The twin of the “perpetual foreigner” myth is the myth of the “model minority,” the idea or expectation that all Asians are or should be  smart, successful, compliant, hard-working, high-achieving. It all sounds “positive,” but  every racial stereotype is still a cage, a myth that holds white supremacy — the ultimate myth — in place. So we’re either “yellow peril” or, if we do whatever American authorities tell us to do, “teacher’s pet.” And you have to wonder: What does thinking of Asians as “Others” really do for whoever thinks of us that way?
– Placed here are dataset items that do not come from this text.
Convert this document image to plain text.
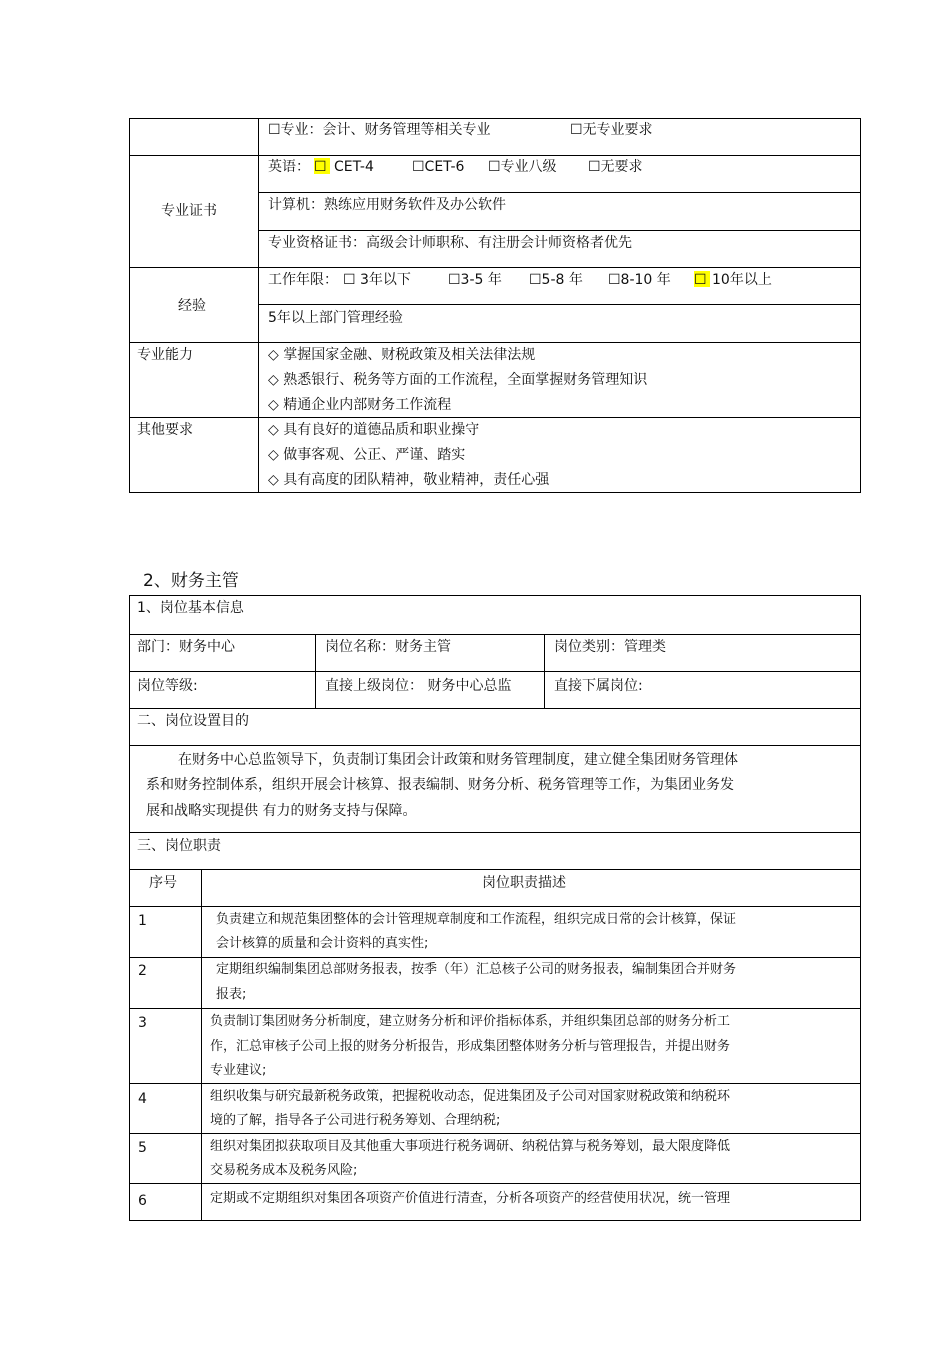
☐专业：会计、财务管理等相关专业	☐无专业要求
专业证书
英语： ☐ CET-4	☐CET-6 ☐专业八级 ☐无要求
计算机：熟练应用财务软件及办公软件
专业资格证书：高级会计师职称、有注册会计师资格者优先
经验
工作年限： ☐ 3年以下	☐3-5 年 ☐5-8 年 ☐8-10 年 ☐ 10年以上
5年以上部门管理经验
专业能力	◇ 掌握国家金融、财税政策及相关法律法规
◇ 熟悉银行、税务等方面的工作流程，全面掌握财务管理知识
◇ 精通企业内部财务工作流程
其他要求	◇ 具有良好的道德品质和职业操守
◇ 做事客观、公正、严谨、踏实
◇ 具有高度的团队精神，敬业精神，责任心强
2、财务主管
1、岗位基本信息
部门：财务中心	岗位名称：财务主管	岗位类别：管理类
岗位等级:	直接上级岗位： 财务中心总监	直接下属岗位:
二、岗位设置目的
在财务中心总监领导下，负责制订集团会计政策和财务管理制度，建立健全集团财务管理体
系和财务控制体系，组织开展会计核算、报表编制、财务分析、税务管理等工作，为集团业务发
展和战略实现提供 有力的财务支持与保障。
三、岗位职责
序号	岗位职责描述
1	负责建立和规范集团整体的会计管理规章制度和工作流程，组织完成日常的会计核算，保证
会计核算的质量和会计资料的真实性;
2	定期组织编制集团总部财务报表，按季（年）汇总核子公司的财务报表，编制集团合并财务
报表;
3	负责制订集团财务分析制度，建立财务分析和评价指标体系，并组织集团总部的财务分析工
作，汇总审核子公司上报的财务分析报告，形成集团整体财务分析与管理报告，并提出财务
专业建议;
4	组织收集与研究最新税务政策，把握税收动态，促进集团及子公司对国家财税政策和纳税环
境的了解，指导各子公司进行税务筹划、合理纳税;
5	组织对集团拟获取项目及其他重大事项进行税务调研、纳税估算与税务筹划，最大限度降低
交易税务成本及税务风险;
6	定期或不定期组织对集团各项资产价值进行清查，分析各项资产的经营使用状况，统一管理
And, of course, Asian and Asian American women also have a long history of being objectified and sexualized by all men but especially white men. What/who does that serve? Six Asian American women were slaughtered in Atlanta in 2021 by a young  white male gunman who blamed them for his own “uncontrollable sexual desire.” Ideas about us need to change. We are literally under attack. 

It’s time to face how and why these myths and stereotypes were born. I hope audiences will face these things with us so we can all start to let them go.

Sami Ma (Afong Moy) in The Chinese Lady. Photo by Mikki Schaffner.

What are some other plays and who are some other playwrights that are exciting you right now?
It’s an exciting era for playwrights and for theatre. I tend to like plays that drop you into the deep end and help you swim back up to the top, enlightened and refreshed and laughing or crying or both. Jordan E. Cooper’s Ain’t No Mo (which just had a too-brief but brilliant Broadway run) is a brilliant black comedy that will slap you awake. Liliana Padilla’s How to Defend Yourself (currently playing off-Broadway) is an incredible play about a group of college students who think they know it all but are deeply confused about sex and consent. And I think Jay Adana, who wrote The Jordan & Avery Show, a dynamic two-hander about the ups and downs of a complicated friendship (i.e. every friendship), is the next Jonathan Larson — or the first Jay Adana!

The Chinese Lady runs through April 30 in the Rosenthal Shelterhouse.